Un Propriétaire, orgueilleux
De tous les biens dont ses aïeux
Avaient formé son héritage,
Se plaisait à faire étalage
De ses vastes possessions.
Orgueil, orgueil ! ô toi des passions
La plus commune et la plus vaine,
C'est toi, surtout, dont les prétentions
Accusent la faiblesse humaine.
Ce riche, donc, à l'un de ses amis,
Lequel était venu visiter son domaine,
Disait : « Ces biens qui m'ont été transmis,
Ces prés, ces champs, enfin, toute cette étendue,
Si loin que peut porter la vue,
Tout cela m'appartient ; je suis roi de ces lieux.
Je vous laisse à penser si j'ai des envieux ;
Mais que m'importe à moi ? Je sais que la richesse
Est tout, et que l'homme n'est rien
S'il n'est possesseur d'un grand bien.
Depuis que c'est mon lot, je l'éprouve sans cesse ;
Ce qui fait l'homme grand, ce n'est point sa sagesse
Ni son esprit, ni sa vertu,
Ni ses talents, ni tout autre mérite,
C'est le bien qu'il possède, et j'en suis convaincu.
Dans cette vérité j'ai ma loi tout écrite ;
Et des ambitions la seule qui m'ait plu,
C'est d'arrondir mon bien, de grossir ma fortune.

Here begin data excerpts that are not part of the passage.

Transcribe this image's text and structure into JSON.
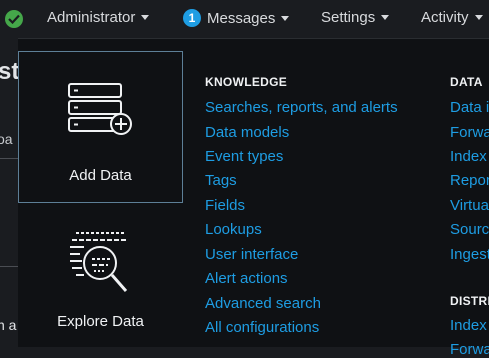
{
  "colors": {
    "accent_link": "#1e9de3",
    "status_ok": "#45a74a",
    "badge_bg": "#1e9de3",
    "panel_bg": "#0f1114",
    "topbar_bg": "#1a1c20"
  },
  "topbar": {
    "status_icon": "check-circle-icon",
    "user": "Administrator",
    "messages_count": "1",
    "messages": "Messages",
    "settings": "Settings",
    "activity": "Activity"
  },
  "background_page": {
    "title_fragment": "st",
    "tab_fragment": "oa",
    "text_fragment": "n a"
  },
  "tiles": [
    {
      "label": "Add Data",
      "icon": "add-data-icon",
      "selected": true
    },
    {
      "label": "Explore Data",
      "icon": "explore-data-icon",
      "selected": false
    }
  ],
  "knowledge": {
    "title": "KNOWLEDGE",
    "links": [
      "Searches, reports, and alerts",
      "Data models",
      "Event types",
      "Tags",
      "Fields",
      "Lookups",
      "User interface",
      "Alert actions",
      "Advanced search",
      "All configurations"
    ]
  },
  "data": {
    "title": "DATA",
    "links": [
      "Data i",
      "Forwa",
      "Index",
      "Repor",
      "Virtua",
      "Sourc",
      "Ingest"
    ]
  },
  "distributed": {
    "title": "DISTRI",
    "links": [
      "Index",
      "Forwa"
    ]
  }
}
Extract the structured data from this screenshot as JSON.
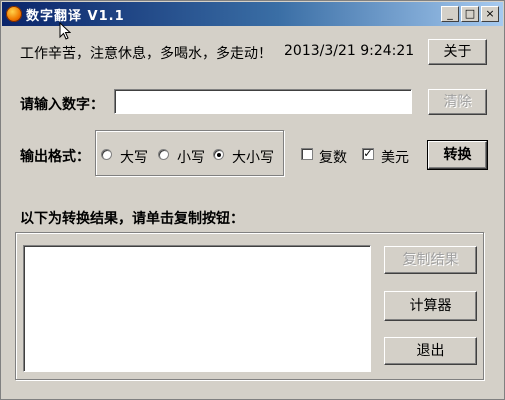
{
  "window": {
    "title": "数字翻译 V1.1",
    "controls": {
      "minimize": "_",
      "maximize": "□",
      "close": "×"
    }
  },
  "header": {
    "reminder": "工作辛苦，注意休息，多喝水，多走动！",
    "datetime": "2013/3/21 9:24:21",
    "about_label": "关于"
  },
  "input": {
    "label": "请输入数字：",
    "value": "",
    "clear_label": "清除"
  },
  "format": {
    "label": "输出格式：",
    "options": [
      {
        "label": "大写",
        "selected": false
      },
      {
        "label": "小写",
        "selected": false
      },
      {
        "label": "大小写",
        "selected": true
      }
    ],
    "plural": {
      "label": "复数",
      "checked": false
    },
    "dollar": {
      "label": "美元",
      "checked": true
    },
    "convert_label": "转换"
  },
  "result": {
    "heading": "以下为转换结果，请单击复制按钮：",
    "text": "",
    "copy_label": "复制结果",
    "calculator_label": "计算器",
    "exit_label": "退出"
  },
  "icons": {
    "app": "app-logo-icon",
    "cursor": "mouse-cursor-icon"
  },
  "colors": {
    "titlebar_start": "#0a246a",
    "titlebar_end": "#a6caf0",
    "face": "#d4d0c8",
    "disabled_text": "#a0a0a0"
  }
}
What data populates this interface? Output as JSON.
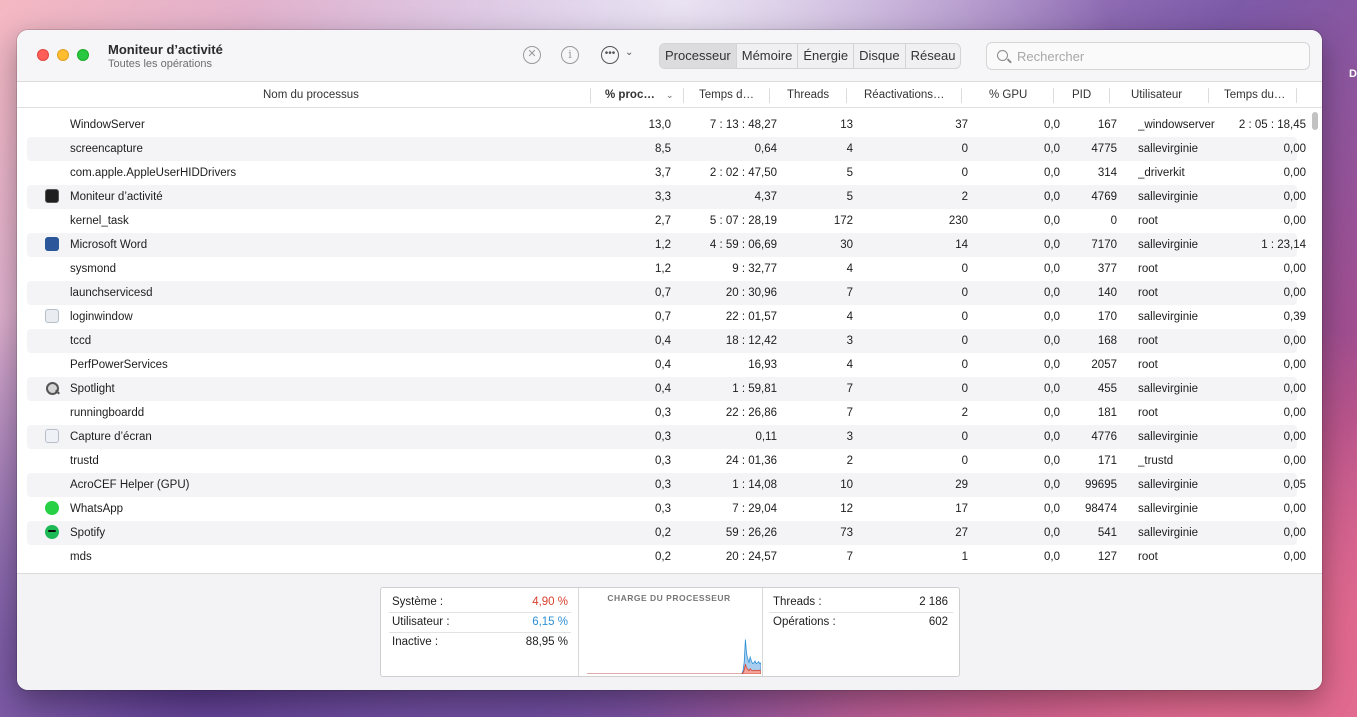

L'homme qui s'arrondit n'a pas de superflu ;
Chaque arpent ajouté remplit une lacune ;
Et, d'ailleurs, j'ai l'espoir qu'avec l'aide de Dieu
Et le prochain trépas d'un parent qui me reste
Mon bien sera doublé dans peu.
Je n'en attends pas moins de la faveur céleste ;
Eh bien ! mon cher, ce penser me grandit.
Je m'élève à mes yeux ; je me sens plus d'étoffe.
Je sais que là-dessus, du moins à ce qu'on dit,
Vous pensez comme un philosophe ;
C'est, sans doute, fort bien ; mais, en homme d'esprit,
Soyez juge dans votre cause :
Convenez que sans bien l'homme est fort peu de chose.
De vous à moi, sans contredit,
La différence est du grand au petit.
J'ai des gens, des vassaux et presque une province ;
Il arrive parfois qu'on me nomme mon prince !
Et vous, sait-on si vous avez un rang ?
Donc, par ce bien qui m'environne,
Quelque chose de large et de noble et de grand,
D'immense enfin s'attache à ma personne. »
L'ami, jusque-là fort discret,
Lui dit alors : — « Dans votre cabinet
J'aperçois une mappemonde,
Montrez-moi, s'il vous plaît, sur la machine ronde,
Le chemin que vous avez fait ;
Je veux pouvair souvent admirer à souhait.
Ce grandiose aspect de presque tout un monde,
Je m'en fais à l'avance un ravissant plaisir.
Rentré tantôt chez moi, je prendrai le loisir
De parcourir des yeux un si vaste héritage,
Et sur ma sphère aussi d'en retrouver l'image.
Faites que de tous points je demeure enchanté,
Cédez à ma prière ; enfin, c'est un hommage
Que je veux rendre à Voire Immensité. »
À ces mots que dictait un léger badinage,
Notre riche désappointé,
Tout à l'heure si plein de sa propriété,
Peut à peine en marquer la place ;
La pointe d'une aiguille en couvrait la surface.